Положив на стол сухонькую руку, с большими острыми ногтями, забрав в пальцы непышную бородку, он уставился в лицо мне добрыми глазами, предложив:
– Ну-ко, расскажи мне из священной истории, что тебе нравится?
Когда я сказал, что у меня нет книги и я не учу священную историю, он поправил клобук и спросил:
– Как же это? Ведь это надобно учить! А может, что-нибудь знаешь, слыхал? Псалтырь знаешь? Это хорошо! И молитвы? Ну, вот видишь! Да ещё и жития? Стихами? Да ты у меня знающий…
Явился наш поп, красный, запыхавшийся, епископ благословил его, но когда поп стал говорить про меня, он поднял руку, сказав:
– Позвольте, минутку… Ну-ко, расскажи про Алексея человека божия…

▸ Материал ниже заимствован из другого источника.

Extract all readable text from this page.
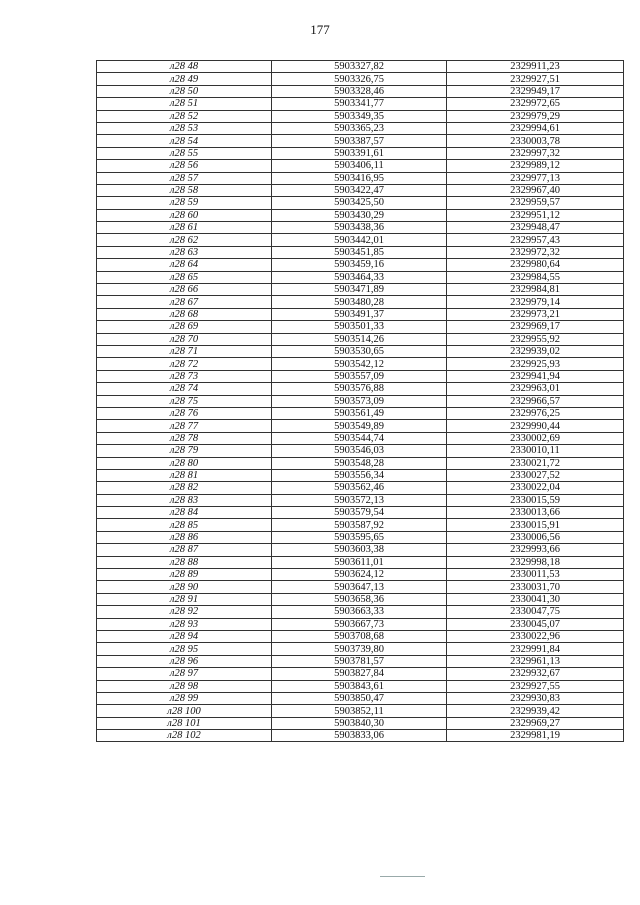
177
л28 48	5903327,82	2329911,23
л28 49	5903326,75	2329927,51
л28 50	5903328,46	2329949,17
л28 51	5903341,77	2329972,65
л28 52	5903349,35	2329979,29
л28 53	5903365,23	2329994,61
л28 54	5903387,57	2330003,78
л28 55	5903391,61	2329997,32
л28 56	5903406,11	2329989,12
л28 57	5903416,95	2329977,13
л28 58	5903422,47	2329967,40
л28 59	5903425,50	2329959,57
л28 60	5903430,29	2329951,12
л28 61	5903438,36	2329948,47
л28 62	5903442,01	2329957,43
л28 63	5903451,85	2329972,32
л28 64	5903459,16	2329980,64
л28 65	5903464,33	2329984,55
л28 66	5903471,89	2329984,81
л28 67	5903480,28	2329979,14
л28 68	5903491,37	2329973,21
л28 69	5903501,33	2329969,17
л28 70	5903514,26	2329955,92
л28 71	5903530,65	2329939,02
л28 72	5903542,12	2329925,93
л28 73	5903557,09	2329941,94
л28 74	5903576,88	2329963,01
л28 75	5903573,09	2329966,57
л28 76	5903561,49	2329976,25
л28 77	5903549,89	2329990,44
л28 78	5903544,74	2330002,69
л28 79	5903546,03	2330010,11
л28 80	5903548,28	2330021,72
л28 81	5903556,34	2330027,52
л28 82	5903562,46	2330022,04
л28 83	5903572,13	2330015,59
л28 84	5903579,54	2330013,66
л28 85	5903587,92	2330015,91
л28 86	5903595,65	2330006,56
л28 87	5903603,38	2329993,66
л28 88	5903611,01	2329998,18
л28 89	5903624,12	2330011,53
л28 90	5903647,13	2330031,70
л28 91	5903658,36	2330041,30
л28 92	5903663,33	2330047,75
л28 93	5903667,73	2330045,07
л28 94	5903708,68	2330022,96
л28 95	5903739,80	2329991,84
л28 96	5903781,57	2329961,13
л28 97	5903827,84	2329932,67
л28 98	5903843,61	2329927,55
л28 99	5903850,47	2329930,83
л28 100	5903852,11	2329939,42
л28 101	5903840,30	2329969,27
л28 102	5903833,06	2329981,19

– Прехорошие стихи, брат, а? – сказал он, когда я приостановился, забыв какой-то стих. – А ещё что-нибудь?.. Про царя Давида? Очень послушаю!
Я видел, что он действительно слушает и ему нравятся стихи, он спрашивал меня долго, потом вдруг остановил, осведомляясь, быстро:
– По Псалтырю учился? Кто учил? Добрый дедушка-то? Злой? Неужто? А ты очень озорничаешь?
Я замялся, но сказал – да. Учитель с попом многословно подтвердили моё сознание, он слушал их, опустив глаза, потом сказал, вздохнув:
– Вот что про тебя говорят – слыхал? Ну-ко, подойди!
Положив на голову мне руку, от которой исходил запах кипарисового дерева, он спросил:
– Чего же это ты озорничаешь?
– Скучно? Это, брат, неверно что-то. Было бы скучно учиться – учился бы ты плохо, а вот учителя свидетельствуют, что хорошо ты учишься. Значит, есть что-то другое.
Вынув маленькую книжку из-за пазухи, он записал:
– Пешко́в Алексей. Так. А ты всё-таки сдерживался бы, брат, не озорничал бы много-то! Немножко можно, а уж много-то досадно людям бывает! Так ли я говорю, дети?
Множество голосов весело ответили:
– Так.
– Вы сами то ведь не много озорничаете?
Мальчишки, ухмыляясь, заговорили:
Епископ отклонился на спинку стула, прижал меня к себе и удивлённо сказал, так, что все – даже учитель с попом – засмеялись:
– Экое дело, братцы мои, ведь и я тоже в ваши-то годы великим озорником был! Отчего бы это, братцы?
Дети смеялись, он расспрашивал их, ловко путая всех, заставляя возражать друг другу, и всё усугублял весёлость. Наконец встал и сказал:
– Хорошо с вами, озорники, да пора ехать мне!
Поднял руку, смахнув рукав к плечу, и, крестя всех широкими взмахами, благословил:
– Во имя отца и сына и святаго духа, благословляю вас на добрые труды! Прощайте.
Все закричали:
– Прощайте, владыко! Опять приезжайте.